Clemson Institute for Parks honors NPCA leader for history and cultural resources National Parks Conservation Association

For more than twenty years, Alan Spears has been a powerful driving force in protecting many chapters of our country’s diverse history.

Clemson, SC — Alan Spears, senior director of cultural resources at the National Parks Conservation Association (NPCA), will be honored at the George B. Hartzog, Jr. Awards Program Oct. 4 with the Robert G. Stanton Award from Clemson University Institute for Parks in recognition of his sustained achievements in protecting America’s historic and cultural resources.

“For more than twenty years, Alan Spears has been a powerful driving force in protecting many chapters of our country’s diverse history,” said Kristen Brengel, senior vice president of government affairs at the National Parks Conservation Association. “Alan has a wit and a sense of humor that endear him to everyone from his colleagues to some of the nation’s top officials. For Alan, making sure our national parks tell the full story of America is more than a job or even a calling – it’s a calling. There is no one I trust more to work with communities, Congress and the chroniclers of history at the Park Service than him .

Alan’s long career at the NPCA has included leading and contributing to campaigns to establish national park sites like Pullman, Birmingham Civil Rights and the Medgar and Myrlie Evers Home National Monuments, which help tell the story of the civil rights movement. He was also a leader in campaigns to establish the Fort Monroe, Harriet Tubman Underground Railroad, and Colonel Charles Young Buffalo Soldiers National Monuments, park sites that tell stories of America’s legacy of slavery, of discrimination and abolition. Alan has also worked to connect national parks across the country to new audiences of racially and ethnically diverse voters.

More recently, Alan led the NPCA’s efforts to establish a national park site in Mississippi commemorating the legacy of Emmett Till, his mother Mamie Till-Mobley, and foot soldiers of the Mississippi Civil Rights Movement. He devoted years of leadership and labor to a campaign to establish America’s first national park dedicated to a Jewish American, Julius Rosenwald, and the schools Rosenwald built to fight racial injustice.

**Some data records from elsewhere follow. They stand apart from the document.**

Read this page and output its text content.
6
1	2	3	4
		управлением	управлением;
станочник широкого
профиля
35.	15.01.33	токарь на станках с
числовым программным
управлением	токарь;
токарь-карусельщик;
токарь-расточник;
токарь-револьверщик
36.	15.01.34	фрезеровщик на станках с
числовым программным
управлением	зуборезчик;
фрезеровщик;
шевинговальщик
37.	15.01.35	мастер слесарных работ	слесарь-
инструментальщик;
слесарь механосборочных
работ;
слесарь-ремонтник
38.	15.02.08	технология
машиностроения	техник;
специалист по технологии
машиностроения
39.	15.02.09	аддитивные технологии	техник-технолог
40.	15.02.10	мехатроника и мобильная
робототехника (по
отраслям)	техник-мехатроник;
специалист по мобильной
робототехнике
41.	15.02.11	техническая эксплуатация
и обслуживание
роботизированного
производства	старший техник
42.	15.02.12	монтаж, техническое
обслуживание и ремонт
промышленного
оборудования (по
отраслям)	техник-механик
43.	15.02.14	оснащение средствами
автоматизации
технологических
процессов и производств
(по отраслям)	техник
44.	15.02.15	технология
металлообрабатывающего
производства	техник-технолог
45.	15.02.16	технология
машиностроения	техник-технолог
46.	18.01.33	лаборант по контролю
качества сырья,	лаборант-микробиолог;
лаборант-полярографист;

“Receiving an award that bears the name of Mr. Robert G. Stanton is an extraordinary honor,” said Alan Spears. “I am very grateful to the Clemson Institute for Parks for the award and to Mr. Stanton, who set standards of commitment and excellence in service to our public lands which I have done my best to follow. National parks protect priceless American history that we cannot afford to lose. In return, our job is to protect them.

The Institute for Parks presents the annual awards program, named for George B. Hartzog Jr., the seventh director of the National Park Service, to showcase leading figures in parks and conservation.

The Robert G. Stanton Award is named in recognition of the distinguished career of the NPS’s first African-American director. The award recognizes sustained and innovative achievement in promoting racial or ethnic diversity in the management of North America’s natural, historical and cultural heritage.

Among Stanton’s many accomplishments were the expansion of interpretation of the diverse cultural meanings inherent in national parks and the increased involvement of racial and ethnic minorities as visitors and employees. Alan Spears’ work to publicize, designate, and access many cultural landmarks supports Stanton’s longstanding desire to bring diversity to the NPS.

“As Alan advocates for the designation and protection of historic sites and monuments, he also engages a more diverse segment of the population in important conversations about our nation’s cultural heritage,” said Robert Stanton. “Access to these sites will help us further our mission to see greater minority participation in our nation’s parks.”

“I am thrilled that Alan is honored with this award. His ability to champion park protection, engage communities and influence the legislature is nothing short of heroic,” said Bob Powell, director of the Clemson University Institute for Parks. “His dedication, energy and talent for connecting with his audience has led to monumental victories in designating and preserving our cultural heritage.”


About the National Parks Conservation Association: Since 1919, the nonpartisan National Parks Conservation Association (NPCA) has been the leading voice in saving our national parks. The NPCA and its more than 1.5 million members and supporters work together to protect and preserve our country’s most iconic and inspiring places for future generations. For more information, visit

Clemson University Parks Institute (CUIP) provides research, education, training and outreach services that improve the management of the world’s parks and protected areas. It accomplishes this by providing park and protected area managers with innovative research to support science-based decision-making; and developing current and future leaders of the parks movement by providing interdisciplinary and transformative education and training programs. The Institute currently consists of 35 fellows and 10 researchers working on parks-related research.